Obviously there is much more to this part of the story, but I am ending this week here. Shredz is going to straight up murder me. I sent her what was written above, and warned her that it just stops with no conclusion. She started giving me ideas on which direction to go with this subject, and we are on the same page. She is cheating a bit because she knows the ending of each story hahaha. The problem is that it is quite hard to wrap up years of healing in one post. Sometimes a post will leave the readers "hanging." I don't do this on purpose, but life duties call, and for now I have to manage everything I can to the best of my ability.

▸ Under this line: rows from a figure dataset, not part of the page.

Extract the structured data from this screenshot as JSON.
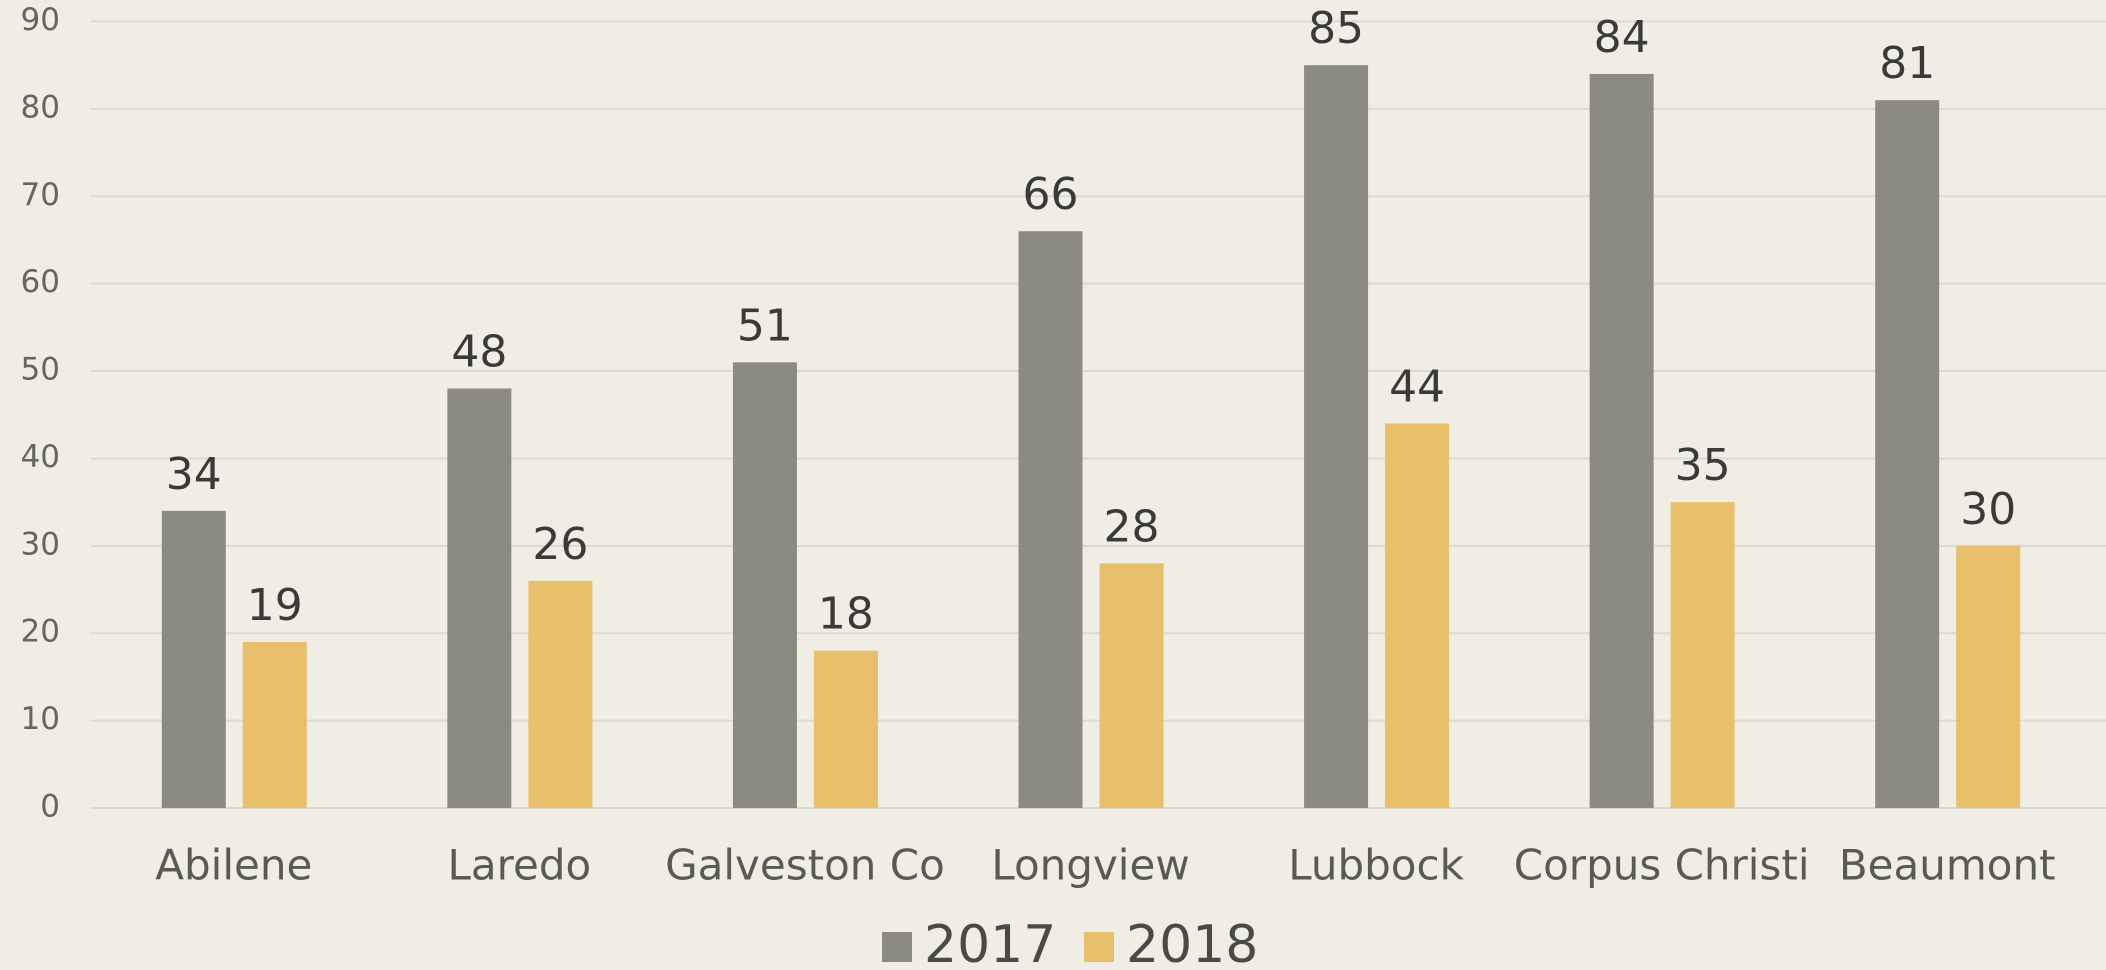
{
  "chart_data": {
    "type": "bar",
    "categories": [
      "Abilene",
      "Laredo",
      "Galveston Co",
      "Longview",
      "Lubbock",
      "Corpus Christi",
      "Beaumont"
    ],
    "series": [
      {
        "name": "2017",
        "color": "#8b8b84",
        "values": [
          34,
          48,
          51,
          66,
          85,
          84,
          81
        ]
      },
      {
        "name": "2018",
        "color": "#e8bf6a",
        "values": [
          19,
          26,
          18,
          28,
          44,
          35,
          30
        ]
      }
    ],
    "ylim": [
      0,
      90
    ],
    "yticks": [
      0,
      10,
      20,
      30,
      40,
      50,
      60,
      70,
      80,
      90
    ],
    "grid": true,
    "legend": "bottom"
  }
}
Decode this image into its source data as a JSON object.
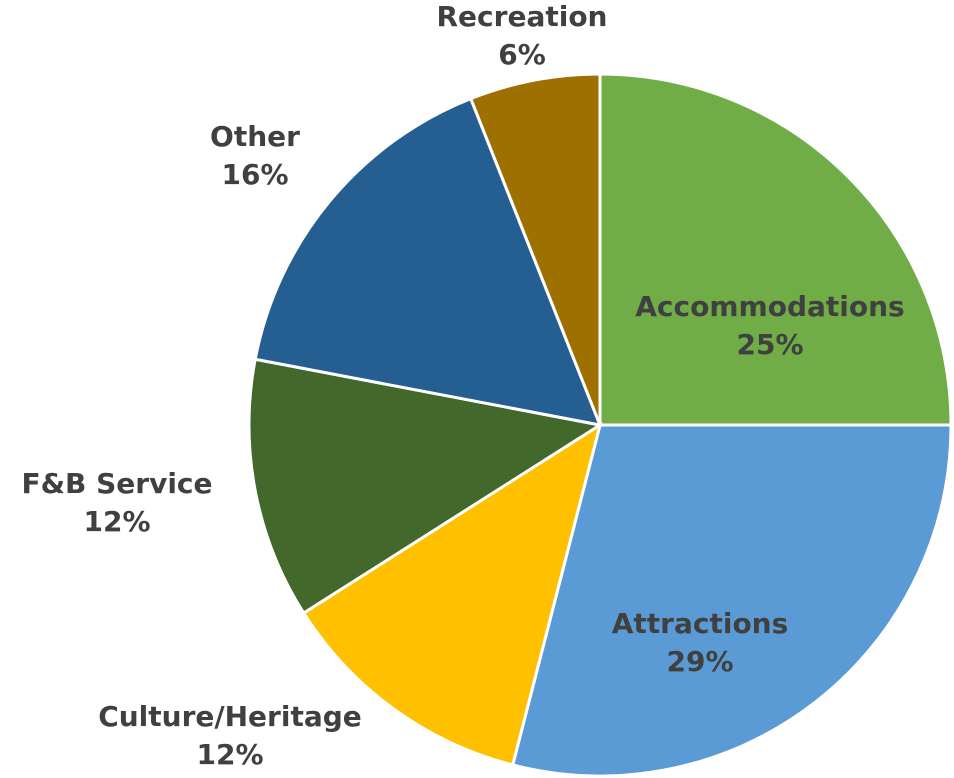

Maybe someday I will get more time to write!! That would be lovely LOL. We will continue to walk down the path of my internal conflict next week.
I wish I had a great challenge for us this week, but I am on the struggle bus. Maybe we should each look in our closets, and get rid of one or two things that no longer serve us? Lori, and my niece Madison will benefit from me doing this haha.
"We must rapidly begin the shift from a thing-oriented society to a person-oriented society." Martin Luther King Jr.